Components of the Sequencing System

• The enclosure checks the performance of the thermal system and visor lift mechanism motion.

• The z stage, x y stage, and optics are checked to ensure proper travel limits and performance.

• The imaging module's performance is assessed.

Resources for Users

• Relevant documentation for the sequencing system can be found in the local illumina directory.

• The NextSeq 1000/2000 Sequencing System Support page is a valuable resource with links to system-specific documentation such as guides and site prep information.
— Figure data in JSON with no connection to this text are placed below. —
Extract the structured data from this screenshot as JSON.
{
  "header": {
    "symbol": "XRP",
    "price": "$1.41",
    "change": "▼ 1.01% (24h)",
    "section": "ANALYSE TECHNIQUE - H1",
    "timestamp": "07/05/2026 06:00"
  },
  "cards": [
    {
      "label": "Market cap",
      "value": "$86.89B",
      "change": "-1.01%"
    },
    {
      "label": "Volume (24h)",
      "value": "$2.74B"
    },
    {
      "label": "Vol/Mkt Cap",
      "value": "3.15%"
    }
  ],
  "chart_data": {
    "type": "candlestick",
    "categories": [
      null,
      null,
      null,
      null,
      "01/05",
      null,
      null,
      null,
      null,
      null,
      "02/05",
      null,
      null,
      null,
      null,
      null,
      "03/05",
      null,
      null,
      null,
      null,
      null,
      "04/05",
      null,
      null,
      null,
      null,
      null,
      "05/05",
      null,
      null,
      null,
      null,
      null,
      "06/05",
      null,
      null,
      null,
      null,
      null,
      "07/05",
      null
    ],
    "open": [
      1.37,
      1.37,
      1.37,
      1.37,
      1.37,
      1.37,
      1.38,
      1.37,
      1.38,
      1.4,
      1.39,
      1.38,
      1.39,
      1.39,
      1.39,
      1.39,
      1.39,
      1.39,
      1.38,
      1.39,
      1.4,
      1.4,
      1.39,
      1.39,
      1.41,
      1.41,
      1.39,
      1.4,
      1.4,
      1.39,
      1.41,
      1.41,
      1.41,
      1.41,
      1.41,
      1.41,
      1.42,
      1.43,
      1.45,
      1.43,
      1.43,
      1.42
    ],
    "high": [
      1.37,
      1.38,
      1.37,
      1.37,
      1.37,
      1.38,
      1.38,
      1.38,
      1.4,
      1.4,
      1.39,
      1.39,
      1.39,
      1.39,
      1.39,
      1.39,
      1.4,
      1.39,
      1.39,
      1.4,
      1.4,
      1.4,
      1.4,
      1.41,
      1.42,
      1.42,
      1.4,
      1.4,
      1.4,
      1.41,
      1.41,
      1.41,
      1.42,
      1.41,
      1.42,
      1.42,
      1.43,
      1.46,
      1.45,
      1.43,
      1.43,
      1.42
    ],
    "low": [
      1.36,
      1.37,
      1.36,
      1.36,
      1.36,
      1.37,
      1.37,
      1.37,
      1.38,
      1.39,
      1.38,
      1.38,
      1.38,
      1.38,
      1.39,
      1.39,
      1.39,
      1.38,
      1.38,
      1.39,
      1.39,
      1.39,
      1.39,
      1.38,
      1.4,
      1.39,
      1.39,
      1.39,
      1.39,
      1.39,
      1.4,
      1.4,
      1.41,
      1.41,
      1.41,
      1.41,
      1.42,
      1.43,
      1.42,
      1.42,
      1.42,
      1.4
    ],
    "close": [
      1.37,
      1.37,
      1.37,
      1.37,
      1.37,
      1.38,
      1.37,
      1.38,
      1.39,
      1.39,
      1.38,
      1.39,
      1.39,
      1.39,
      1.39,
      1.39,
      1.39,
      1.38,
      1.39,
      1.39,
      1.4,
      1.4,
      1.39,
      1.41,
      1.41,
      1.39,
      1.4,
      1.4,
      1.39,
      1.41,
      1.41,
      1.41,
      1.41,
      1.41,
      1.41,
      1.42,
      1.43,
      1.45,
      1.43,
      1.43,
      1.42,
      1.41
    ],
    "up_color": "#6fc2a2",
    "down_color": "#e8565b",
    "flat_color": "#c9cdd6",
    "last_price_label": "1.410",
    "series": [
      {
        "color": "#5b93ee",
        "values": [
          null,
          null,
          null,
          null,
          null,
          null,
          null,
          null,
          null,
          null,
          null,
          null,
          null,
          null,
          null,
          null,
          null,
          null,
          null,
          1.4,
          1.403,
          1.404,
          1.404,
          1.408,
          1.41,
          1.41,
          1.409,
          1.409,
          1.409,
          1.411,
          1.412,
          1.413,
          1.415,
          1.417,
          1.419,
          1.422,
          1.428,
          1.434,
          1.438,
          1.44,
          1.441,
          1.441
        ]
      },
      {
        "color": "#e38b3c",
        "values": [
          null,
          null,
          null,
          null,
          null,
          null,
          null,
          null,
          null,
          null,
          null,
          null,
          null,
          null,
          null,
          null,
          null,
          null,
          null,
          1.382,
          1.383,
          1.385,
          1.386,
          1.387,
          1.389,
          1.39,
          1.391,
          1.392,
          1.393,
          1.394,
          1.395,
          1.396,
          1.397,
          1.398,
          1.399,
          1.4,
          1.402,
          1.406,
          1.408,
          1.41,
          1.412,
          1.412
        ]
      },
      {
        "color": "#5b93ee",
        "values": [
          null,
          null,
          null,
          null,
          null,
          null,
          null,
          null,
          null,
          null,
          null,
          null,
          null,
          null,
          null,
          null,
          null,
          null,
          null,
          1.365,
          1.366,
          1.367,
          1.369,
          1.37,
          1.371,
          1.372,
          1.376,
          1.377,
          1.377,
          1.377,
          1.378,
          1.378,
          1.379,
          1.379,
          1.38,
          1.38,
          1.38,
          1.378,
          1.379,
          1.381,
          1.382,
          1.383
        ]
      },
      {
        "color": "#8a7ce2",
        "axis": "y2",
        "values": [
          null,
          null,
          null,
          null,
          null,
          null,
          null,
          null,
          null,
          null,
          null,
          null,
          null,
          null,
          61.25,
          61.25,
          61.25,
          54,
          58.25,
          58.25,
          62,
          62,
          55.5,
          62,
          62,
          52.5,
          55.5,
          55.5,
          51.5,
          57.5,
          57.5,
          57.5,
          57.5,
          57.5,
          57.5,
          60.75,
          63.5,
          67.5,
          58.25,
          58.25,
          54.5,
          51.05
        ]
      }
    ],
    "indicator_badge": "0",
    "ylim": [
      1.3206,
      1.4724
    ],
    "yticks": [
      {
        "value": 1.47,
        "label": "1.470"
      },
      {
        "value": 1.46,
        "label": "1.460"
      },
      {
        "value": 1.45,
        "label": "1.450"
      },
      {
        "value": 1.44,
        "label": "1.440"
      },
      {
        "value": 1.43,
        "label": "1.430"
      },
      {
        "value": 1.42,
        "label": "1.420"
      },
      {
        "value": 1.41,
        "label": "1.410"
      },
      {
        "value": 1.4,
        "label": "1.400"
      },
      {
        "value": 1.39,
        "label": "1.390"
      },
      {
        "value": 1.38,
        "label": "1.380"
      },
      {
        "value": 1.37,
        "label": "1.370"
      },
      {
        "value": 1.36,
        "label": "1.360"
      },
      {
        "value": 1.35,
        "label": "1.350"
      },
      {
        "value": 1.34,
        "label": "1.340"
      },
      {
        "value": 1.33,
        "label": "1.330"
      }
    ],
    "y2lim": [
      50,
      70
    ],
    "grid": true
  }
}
• The control software downloads page provides access to software releases and release notes.

• Product information, including specifications for minimum expected yield and quality scores, can be found on the specifications page.

• Technical bulletins are available under product information and provide important updates related to sequencing on illumina platforms. Filters can be used to find bulletins specific to the NextSeq 1000/2000 system.

• Useful bulletins highlighted include tips for navigating the Linux environment, sequencing primer compatibility, and setting up a fix validation run.

• Additional support bulletins address common questions about nucleotide diversity, approximate sizes of sequencing run output folders, and assessing sequencing run quality.

• Online training resources cover topics such as starting a run on NextSeq 1000/2000 systems and analysis with Dragon software.

• Proactive resources are available for labs interested in evaluating its benefits.